Try the following in 2.8 (edit/note: as of RC3, GenericArray is ArraySeq--thanks to retronym for pointing this out):

import scala.collection.mutable.{GenericArray=>GArray, WrappedArray=>WArray}
scala> GArray(0,1,2) == GArray(0,1,2)
res0: Boolean = true

scala> (Array(0,1,2):WArray[Int]) == (Array(0,1,2):WArray[Int])
res1: Boolean = true

GenericArray acts just like Array, except with all the Scala collections goodies added in. WrappedArray wraps Java [] array; above, I've cast a plain array to it (easier than calling the implicit conversion function) and then compared the wrapped arrays. These wrappers, though backed by a [] array, also give you all the collection goodies.

Rex Kerr
Are there any performance/memory/typing/... benefits from using these classes instead of e. g. a List then?

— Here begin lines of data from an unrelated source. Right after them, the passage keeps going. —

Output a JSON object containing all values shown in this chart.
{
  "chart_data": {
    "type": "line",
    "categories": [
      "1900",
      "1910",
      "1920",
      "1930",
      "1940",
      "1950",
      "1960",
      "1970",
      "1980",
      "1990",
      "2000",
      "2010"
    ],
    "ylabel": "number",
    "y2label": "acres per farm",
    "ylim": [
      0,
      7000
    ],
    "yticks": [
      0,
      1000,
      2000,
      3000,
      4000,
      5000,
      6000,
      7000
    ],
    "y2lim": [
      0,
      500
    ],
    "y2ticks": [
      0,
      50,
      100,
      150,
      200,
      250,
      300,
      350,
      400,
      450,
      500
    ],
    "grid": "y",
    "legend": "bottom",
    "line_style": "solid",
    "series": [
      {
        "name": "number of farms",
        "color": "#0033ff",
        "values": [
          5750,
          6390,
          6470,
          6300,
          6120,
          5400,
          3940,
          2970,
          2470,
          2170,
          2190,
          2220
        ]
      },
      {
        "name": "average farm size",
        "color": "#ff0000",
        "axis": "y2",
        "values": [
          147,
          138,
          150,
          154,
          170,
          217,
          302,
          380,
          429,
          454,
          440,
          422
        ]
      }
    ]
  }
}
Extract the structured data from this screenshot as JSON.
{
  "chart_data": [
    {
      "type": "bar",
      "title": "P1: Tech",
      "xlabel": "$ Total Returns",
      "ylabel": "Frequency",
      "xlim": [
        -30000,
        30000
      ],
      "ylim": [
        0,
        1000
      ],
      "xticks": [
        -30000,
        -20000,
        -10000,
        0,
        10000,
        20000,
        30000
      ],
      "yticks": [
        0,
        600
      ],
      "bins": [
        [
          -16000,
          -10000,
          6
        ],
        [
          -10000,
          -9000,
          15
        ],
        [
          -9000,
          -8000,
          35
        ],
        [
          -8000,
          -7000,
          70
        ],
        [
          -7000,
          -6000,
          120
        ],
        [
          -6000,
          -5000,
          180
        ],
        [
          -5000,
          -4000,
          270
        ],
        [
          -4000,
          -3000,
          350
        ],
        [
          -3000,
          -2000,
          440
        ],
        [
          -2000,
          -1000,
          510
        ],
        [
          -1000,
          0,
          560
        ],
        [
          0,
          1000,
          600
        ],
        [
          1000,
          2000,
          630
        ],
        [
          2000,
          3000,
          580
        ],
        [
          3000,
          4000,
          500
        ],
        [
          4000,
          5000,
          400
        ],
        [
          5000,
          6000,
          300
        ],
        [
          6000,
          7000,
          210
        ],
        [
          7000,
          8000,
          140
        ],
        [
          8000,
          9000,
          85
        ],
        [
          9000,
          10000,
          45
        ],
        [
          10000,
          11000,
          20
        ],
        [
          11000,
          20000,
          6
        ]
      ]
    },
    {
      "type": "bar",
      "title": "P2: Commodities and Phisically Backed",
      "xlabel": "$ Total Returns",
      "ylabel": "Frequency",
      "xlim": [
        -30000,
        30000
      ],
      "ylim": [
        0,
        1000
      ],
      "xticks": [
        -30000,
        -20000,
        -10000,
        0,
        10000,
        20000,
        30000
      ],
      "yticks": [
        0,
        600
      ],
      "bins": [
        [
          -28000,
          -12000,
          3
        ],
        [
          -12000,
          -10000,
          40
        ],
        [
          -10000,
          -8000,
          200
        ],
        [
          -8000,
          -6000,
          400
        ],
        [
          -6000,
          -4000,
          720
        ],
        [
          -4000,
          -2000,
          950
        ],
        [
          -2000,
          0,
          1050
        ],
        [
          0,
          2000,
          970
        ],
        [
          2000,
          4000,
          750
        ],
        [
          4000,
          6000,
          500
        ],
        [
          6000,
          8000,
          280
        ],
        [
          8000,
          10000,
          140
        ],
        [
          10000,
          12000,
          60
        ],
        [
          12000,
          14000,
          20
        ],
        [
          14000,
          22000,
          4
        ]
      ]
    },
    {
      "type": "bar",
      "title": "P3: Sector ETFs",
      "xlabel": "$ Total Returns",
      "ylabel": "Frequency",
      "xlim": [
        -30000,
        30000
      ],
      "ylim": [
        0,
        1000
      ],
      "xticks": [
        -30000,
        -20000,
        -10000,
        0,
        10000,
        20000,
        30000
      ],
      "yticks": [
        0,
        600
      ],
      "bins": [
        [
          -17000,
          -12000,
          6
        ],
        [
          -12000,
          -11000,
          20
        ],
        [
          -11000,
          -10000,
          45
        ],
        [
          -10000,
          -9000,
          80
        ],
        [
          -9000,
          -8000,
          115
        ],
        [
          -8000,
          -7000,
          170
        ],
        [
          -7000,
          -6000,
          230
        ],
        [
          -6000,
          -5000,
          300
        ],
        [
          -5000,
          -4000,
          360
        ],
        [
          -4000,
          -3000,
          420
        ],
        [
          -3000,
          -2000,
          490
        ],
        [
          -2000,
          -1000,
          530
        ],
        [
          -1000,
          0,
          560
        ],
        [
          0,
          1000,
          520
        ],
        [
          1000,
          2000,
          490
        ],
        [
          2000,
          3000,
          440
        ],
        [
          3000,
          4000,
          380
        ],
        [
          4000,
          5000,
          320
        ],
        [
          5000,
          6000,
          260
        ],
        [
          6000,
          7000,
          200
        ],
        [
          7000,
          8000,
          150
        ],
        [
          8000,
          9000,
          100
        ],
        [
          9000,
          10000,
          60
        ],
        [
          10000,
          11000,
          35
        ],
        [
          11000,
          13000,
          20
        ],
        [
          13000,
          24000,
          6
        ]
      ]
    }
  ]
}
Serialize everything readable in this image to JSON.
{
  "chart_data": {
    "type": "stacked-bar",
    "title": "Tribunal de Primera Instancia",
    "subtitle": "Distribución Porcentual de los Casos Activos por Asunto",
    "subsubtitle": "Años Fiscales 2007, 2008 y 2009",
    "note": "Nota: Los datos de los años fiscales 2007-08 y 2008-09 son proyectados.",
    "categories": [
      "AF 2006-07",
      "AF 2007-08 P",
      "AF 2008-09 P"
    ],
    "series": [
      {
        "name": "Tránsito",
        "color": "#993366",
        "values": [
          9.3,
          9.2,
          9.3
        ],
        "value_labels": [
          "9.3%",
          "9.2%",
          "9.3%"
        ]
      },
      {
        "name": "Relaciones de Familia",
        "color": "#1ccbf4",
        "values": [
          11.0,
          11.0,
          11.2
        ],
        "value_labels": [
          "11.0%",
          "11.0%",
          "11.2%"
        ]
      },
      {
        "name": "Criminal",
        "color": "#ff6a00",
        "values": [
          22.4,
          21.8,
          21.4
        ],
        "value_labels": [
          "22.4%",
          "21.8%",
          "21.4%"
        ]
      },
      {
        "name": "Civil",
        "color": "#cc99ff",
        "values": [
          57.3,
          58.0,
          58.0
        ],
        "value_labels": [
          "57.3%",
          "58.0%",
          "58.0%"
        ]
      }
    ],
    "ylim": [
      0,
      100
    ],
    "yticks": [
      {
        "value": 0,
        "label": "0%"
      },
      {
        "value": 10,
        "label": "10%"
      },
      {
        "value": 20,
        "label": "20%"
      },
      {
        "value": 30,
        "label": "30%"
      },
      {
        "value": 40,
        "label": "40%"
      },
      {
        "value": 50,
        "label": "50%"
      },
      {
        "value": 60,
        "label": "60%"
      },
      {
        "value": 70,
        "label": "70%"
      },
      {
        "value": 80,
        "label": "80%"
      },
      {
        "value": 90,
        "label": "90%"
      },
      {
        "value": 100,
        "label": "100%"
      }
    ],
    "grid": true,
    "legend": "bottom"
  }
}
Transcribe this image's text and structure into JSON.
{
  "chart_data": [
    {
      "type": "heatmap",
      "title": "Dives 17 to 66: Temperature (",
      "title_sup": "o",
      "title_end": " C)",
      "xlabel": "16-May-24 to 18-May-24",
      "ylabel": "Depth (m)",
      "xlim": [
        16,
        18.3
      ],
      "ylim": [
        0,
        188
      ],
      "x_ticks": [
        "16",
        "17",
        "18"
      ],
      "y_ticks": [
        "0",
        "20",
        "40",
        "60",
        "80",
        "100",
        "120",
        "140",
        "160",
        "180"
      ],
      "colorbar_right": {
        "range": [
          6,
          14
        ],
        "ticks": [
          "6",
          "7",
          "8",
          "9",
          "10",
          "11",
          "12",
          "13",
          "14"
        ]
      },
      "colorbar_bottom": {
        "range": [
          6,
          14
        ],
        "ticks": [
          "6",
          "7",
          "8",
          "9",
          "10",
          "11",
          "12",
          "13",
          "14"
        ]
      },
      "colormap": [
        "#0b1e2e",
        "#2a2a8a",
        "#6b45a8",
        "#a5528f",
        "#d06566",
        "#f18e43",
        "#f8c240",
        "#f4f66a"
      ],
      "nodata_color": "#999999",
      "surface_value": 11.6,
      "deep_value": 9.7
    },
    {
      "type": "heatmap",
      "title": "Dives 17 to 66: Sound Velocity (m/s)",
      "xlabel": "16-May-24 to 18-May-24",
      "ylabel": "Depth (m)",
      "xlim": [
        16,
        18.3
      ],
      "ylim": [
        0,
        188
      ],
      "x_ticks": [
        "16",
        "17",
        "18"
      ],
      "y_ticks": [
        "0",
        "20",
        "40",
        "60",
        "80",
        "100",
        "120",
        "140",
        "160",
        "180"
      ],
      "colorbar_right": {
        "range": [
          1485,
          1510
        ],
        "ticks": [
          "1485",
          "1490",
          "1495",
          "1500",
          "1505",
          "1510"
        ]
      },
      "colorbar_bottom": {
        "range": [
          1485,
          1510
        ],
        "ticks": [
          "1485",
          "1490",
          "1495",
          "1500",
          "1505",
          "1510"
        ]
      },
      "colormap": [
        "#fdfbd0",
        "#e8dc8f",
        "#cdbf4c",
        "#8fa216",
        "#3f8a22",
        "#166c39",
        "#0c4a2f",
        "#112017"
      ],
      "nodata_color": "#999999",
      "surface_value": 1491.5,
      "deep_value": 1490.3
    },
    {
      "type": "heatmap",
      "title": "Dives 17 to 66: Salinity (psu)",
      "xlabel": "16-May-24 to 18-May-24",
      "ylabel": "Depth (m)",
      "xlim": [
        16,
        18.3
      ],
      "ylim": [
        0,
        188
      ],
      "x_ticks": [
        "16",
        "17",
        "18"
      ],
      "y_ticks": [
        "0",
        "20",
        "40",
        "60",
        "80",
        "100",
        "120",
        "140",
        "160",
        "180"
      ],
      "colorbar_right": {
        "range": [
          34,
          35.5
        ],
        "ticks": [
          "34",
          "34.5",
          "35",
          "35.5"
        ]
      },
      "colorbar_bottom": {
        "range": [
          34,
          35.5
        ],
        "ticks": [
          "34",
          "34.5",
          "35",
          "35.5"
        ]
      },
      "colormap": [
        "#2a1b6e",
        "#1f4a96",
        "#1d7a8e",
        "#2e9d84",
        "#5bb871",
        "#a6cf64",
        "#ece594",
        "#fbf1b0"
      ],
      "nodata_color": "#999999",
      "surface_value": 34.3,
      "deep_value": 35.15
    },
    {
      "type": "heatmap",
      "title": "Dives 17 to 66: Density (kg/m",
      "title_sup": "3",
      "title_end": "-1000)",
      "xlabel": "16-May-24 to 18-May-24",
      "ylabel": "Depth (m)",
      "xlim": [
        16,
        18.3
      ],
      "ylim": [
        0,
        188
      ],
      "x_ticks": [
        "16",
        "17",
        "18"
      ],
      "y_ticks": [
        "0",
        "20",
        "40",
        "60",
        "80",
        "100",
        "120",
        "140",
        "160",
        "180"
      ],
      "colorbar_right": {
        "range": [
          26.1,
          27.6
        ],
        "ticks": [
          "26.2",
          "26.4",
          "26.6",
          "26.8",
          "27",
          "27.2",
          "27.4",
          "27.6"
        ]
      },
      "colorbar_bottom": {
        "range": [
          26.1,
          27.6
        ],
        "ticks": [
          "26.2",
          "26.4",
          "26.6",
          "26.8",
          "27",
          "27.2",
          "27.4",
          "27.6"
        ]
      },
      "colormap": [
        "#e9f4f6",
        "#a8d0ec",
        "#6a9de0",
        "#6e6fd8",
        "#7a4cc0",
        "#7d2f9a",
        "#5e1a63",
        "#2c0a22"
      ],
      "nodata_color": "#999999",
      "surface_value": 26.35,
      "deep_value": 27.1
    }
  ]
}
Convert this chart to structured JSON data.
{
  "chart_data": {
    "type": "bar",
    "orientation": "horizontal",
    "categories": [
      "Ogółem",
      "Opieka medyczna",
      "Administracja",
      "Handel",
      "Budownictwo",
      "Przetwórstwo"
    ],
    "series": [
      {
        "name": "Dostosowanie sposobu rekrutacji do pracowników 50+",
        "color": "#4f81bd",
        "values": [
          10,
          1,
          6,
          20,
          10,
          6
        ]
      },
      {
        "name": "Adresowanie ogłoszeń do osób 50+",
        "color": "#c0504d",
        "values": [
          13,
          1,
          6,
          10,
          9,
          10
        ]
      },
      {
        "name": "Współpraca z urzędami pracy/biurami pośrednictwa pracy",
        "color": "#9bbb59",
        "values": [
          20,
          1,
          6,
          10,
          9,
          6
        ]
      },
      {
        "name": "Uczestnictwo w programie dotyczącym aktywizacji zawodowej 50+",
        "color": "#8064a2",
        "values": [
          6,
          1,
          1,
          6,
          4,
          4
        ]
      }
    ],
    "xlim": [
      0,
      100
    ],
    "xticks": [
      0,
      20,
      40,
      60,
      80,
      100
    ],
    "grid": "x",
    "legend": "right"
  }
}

I could imagine that GenericArray/WrappedArray add quite a bit of overhead ...
soc
No, actually, they add very little overhead--`WrappedArray` is one extra class wrapped around a plain Java array. `List` requires an extra class around _every single element_. You use lists because of ease of use and cool pattern matching and immutability, not for efficiency. `GenericArray` has a slightly odd position, though, as a fixed-size array: the size is immutable but the contents are mutable. Why, one might wonder, not just use an `ArrayBuffer`?
Rex Kerr
@Rex Kerr You can very well use an immutable List because of performance. Immutable collections can save you from having to make defensive copies. Depending on the application this can outweigh their overhead.
ziggystar
@ziggystar: This is occasionally true, I agree, though I've yet to run across a single case in my own code--it has always been faster to do something else, but often _so_ much more work that I wouldn't bother. Immutable lists often do very well in the (coding time required)/(execution time taken) ratio.
Rex Kerr
`GenericArray` is now called `ArraySeq`
retronym
+3  A: 

Scala doesn't override Array's equality because it's not possible. One can only override methods when subclassing. Since Array isn't being subclassed (which isn't possible), Scala cannot override its methods.